The front-end/UI picked up the entire record and decided which columns to work with, so the database wasn't buried with different queries for different column sets.

Noons said...

Let's look at it this way:

- is the CPU work needed to populate those 2000 columns any less if you normalize the design and spread them across more than one entity(table)?

By this I mean: you still need to calculate all those 2000 columns don't you? Regardless of them being in one table or not.

As such, if there is a lot of CPU mileage needed to create the values to populate those columns with, spreading them across more than one table achieves nothing.

By itself.

Now, the reverse of the coin:

- if to populate those values you need to access a lot of other data as well as the calculations, then it might make sense to group the calculation data with the result columns into separate tables, so that you can have multiple streams of computation going at the same time without an I/O impact as well.

Then there is the third factor:

- the 2000 columns to be fed to SAS, do they go all in a row by row operation? Or is it a case of one column in row 1, another column in row 20882938, next column in row 232, etcetc. You get my drift.


All of these would have to be weighed in into a final solution, and of course it's all contingent on the real needs of the processing being carried out.

As such rather than apply a general rule of "2000 columns? Oh noes!", I'd favour analyzing the whole thing first and see where is the real application bottleneck, potential or real.
Then, and only then, a final custom and optimal design can be arrived at.

Randolf said...

Not really addressing your question, but is this an Oracle table?

I thought there is a limitation of 1,000 columns per table in Oracle. Has this been lifted in the recent releases?

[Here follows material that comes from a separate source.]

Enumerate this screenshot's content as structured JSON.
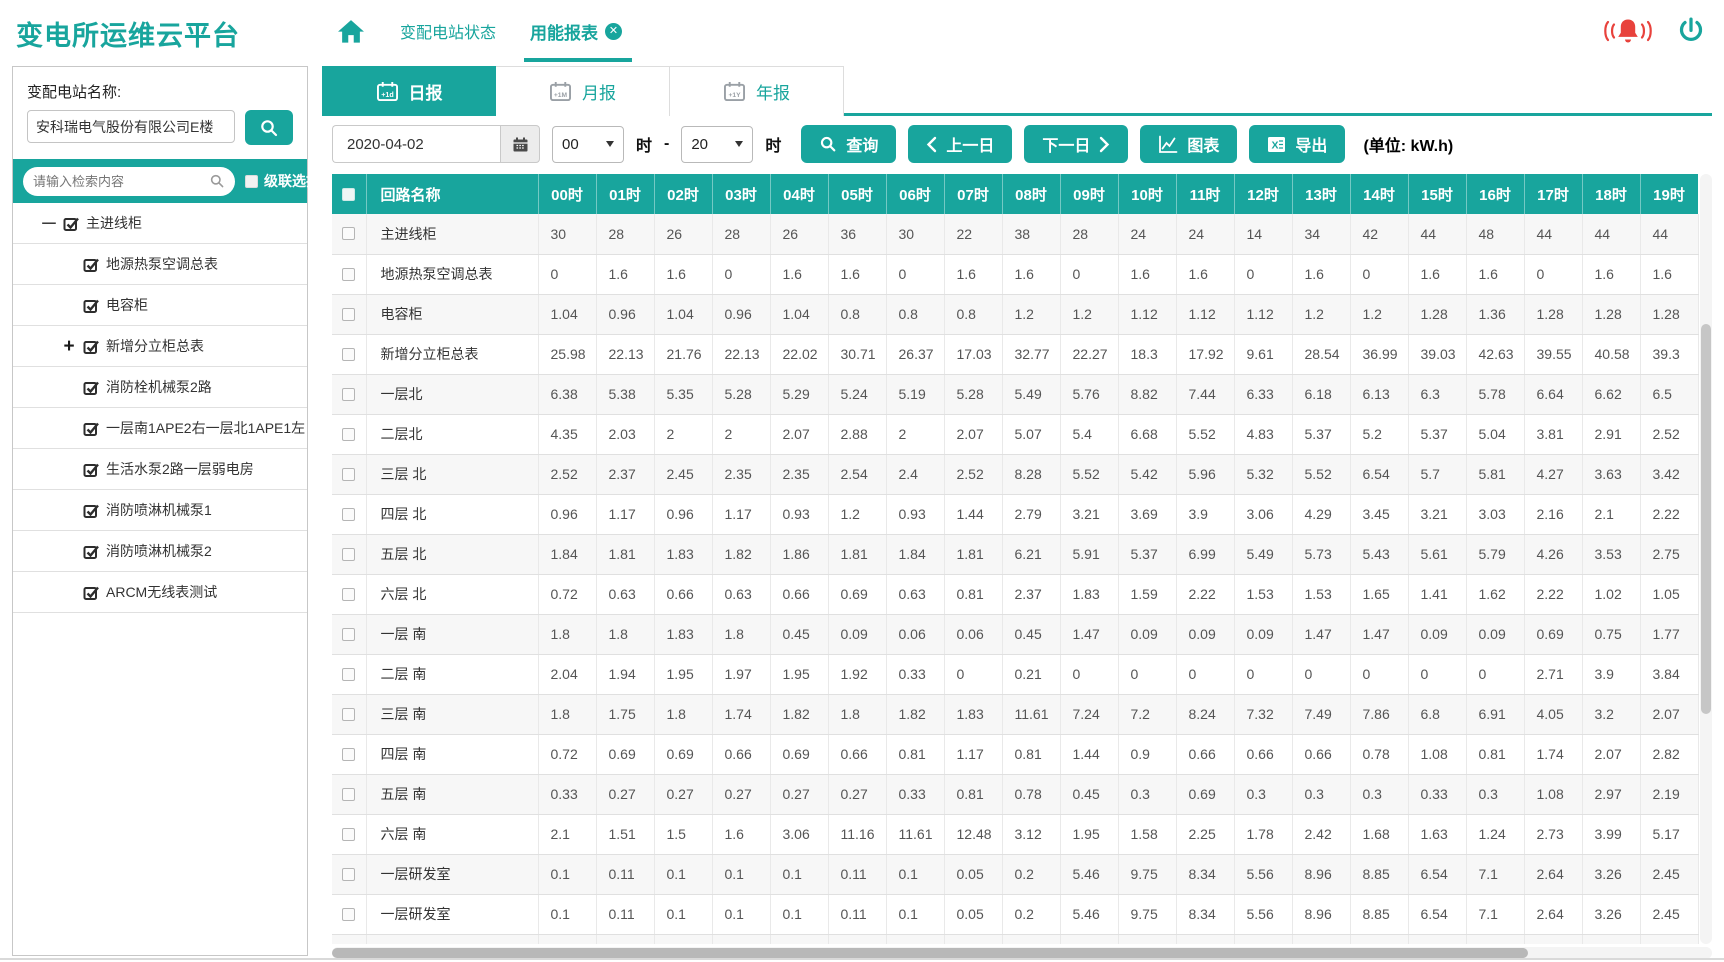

Having more than 255 columns means that a single row will be stored in multiple row pieces even if it fits within a single block, furthermore compression (at least the compression available until 10g) is not possible with such a table.

Randolf

Joel Garry said...

Randolf, SAS is not Oracle. There are a couple of ways to use Oracle with SAS, one of which allows pass-through of sql statements, to do the analytic processing in Oracle rather than the more feature-rich SAS. Of course, anything you do in Oracle is going to be limited by Oracle, causing people like Karen to be mortified when she sees what they do :-)

I was talking to a statistician on a train...

Think about what denormalization is (when it is done right, from "our" viewpoint): pre-calculating aggregates out of a normalized design in order to move the performance hit from the selection/sorting to a time when it is not critical.

Is that what the designers are doing in your case, Karen? Keep in mind, this may be implicit in their previous successful projects, whether or not they realized it. And it may or may not implicitly propagate to what you are seeing now. And it may be sensitive to how the SAS datasets are physically implemented, not migrating nicely to Oracle (if that is what you are doing).

Of course, I'm on the internet, so may have no knowledge whatsoever of what I may speak of. In the distant past, I could make large datasets process much faster by taking them out of the db, but these days...

word: duckis

robert said...

Gary, I don't know the details but since you talked about a few hundred rows: couldn't you pull that off with analytics?

pd said...

even in 11g there is a 1000-columns limit which i hope to be more.